Some believe that the standard for receiving a college degree has changed. Jeff Denning, an economist at Brigham Young University, supports this perspective. According to Denning, college has simply gotten easier.

If grades are improving but there’s no reason to think that students have become better students, an interesting possibility is raised: The unassuming, academic way Denning puts it in a recent paper (co-authored with his BYU colleague Eric Eide and Merrill Warnick, an incoming Stanford doctoral student) is that “standards for degree receipt” may have changed. A less measured way of saying what that implies: College may have gotten easier.

Others believe that colleges are including to inflate student’s grades in order to maintain a high graduation rate. Christina Ciocca Eller, a sociologist at Harvard who studies American colleges and universities, argues that public universities face pressure from the state to achieve certain graduation rates. If they fail to meet such numbers, they risk losing funding.

Whatever is responsible for the increase, it seems to serve the needs of colleges and universities, especially public ones.
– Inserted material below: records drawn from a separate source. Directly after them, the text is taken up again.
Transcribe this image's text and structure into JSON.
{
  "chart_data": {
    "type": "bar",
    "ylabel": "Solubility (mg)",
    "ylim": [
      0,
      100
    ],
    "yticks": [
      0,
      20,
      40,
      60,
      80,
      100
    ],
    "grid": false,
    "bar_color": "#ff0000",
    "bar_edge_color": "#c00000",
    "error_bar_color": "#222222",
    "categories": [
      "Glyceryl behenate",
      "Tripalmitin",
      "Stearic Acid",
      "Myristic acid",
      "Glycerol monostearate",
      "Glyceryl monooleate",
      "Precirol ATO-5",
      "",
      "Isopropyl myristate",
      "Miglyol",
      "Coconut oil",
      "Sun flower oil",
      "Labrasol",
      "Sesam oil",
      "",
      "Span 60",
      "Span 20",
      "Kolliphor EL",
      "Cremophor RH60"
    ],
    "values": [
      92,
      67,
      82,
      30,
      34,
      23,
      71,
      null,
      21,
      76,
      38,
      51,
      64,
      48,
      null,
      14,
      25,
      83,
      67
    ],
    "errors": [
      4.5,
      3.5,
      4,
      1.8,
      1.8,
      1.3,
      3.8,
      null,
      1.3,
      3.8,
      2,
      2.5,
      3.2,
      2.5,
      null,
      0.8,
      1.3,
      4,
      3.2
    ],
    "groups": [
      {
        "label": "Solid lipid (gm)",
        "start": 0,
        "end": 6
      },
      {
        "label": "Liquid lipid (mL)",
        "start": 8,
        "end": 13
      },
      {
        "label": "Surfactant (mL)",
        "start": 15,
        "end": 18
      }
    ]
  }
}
Lately, Ciocca Eller said, schools are being held more accountable for their graduation rates, with some states tying educational funding to certain statistical benchmarks. “Potentially, there’s pressure on faculty to help students, especially underprepared students, to move them through the curriculum in order to keep churning up the graduation rate,” she said.

Regardless of the difficulty of their courses, American students are bound to receive a biased worldview from their professors. A study from 2016 revealed that only nine percent of professors at leading American colleges and universities are registered as Republicans.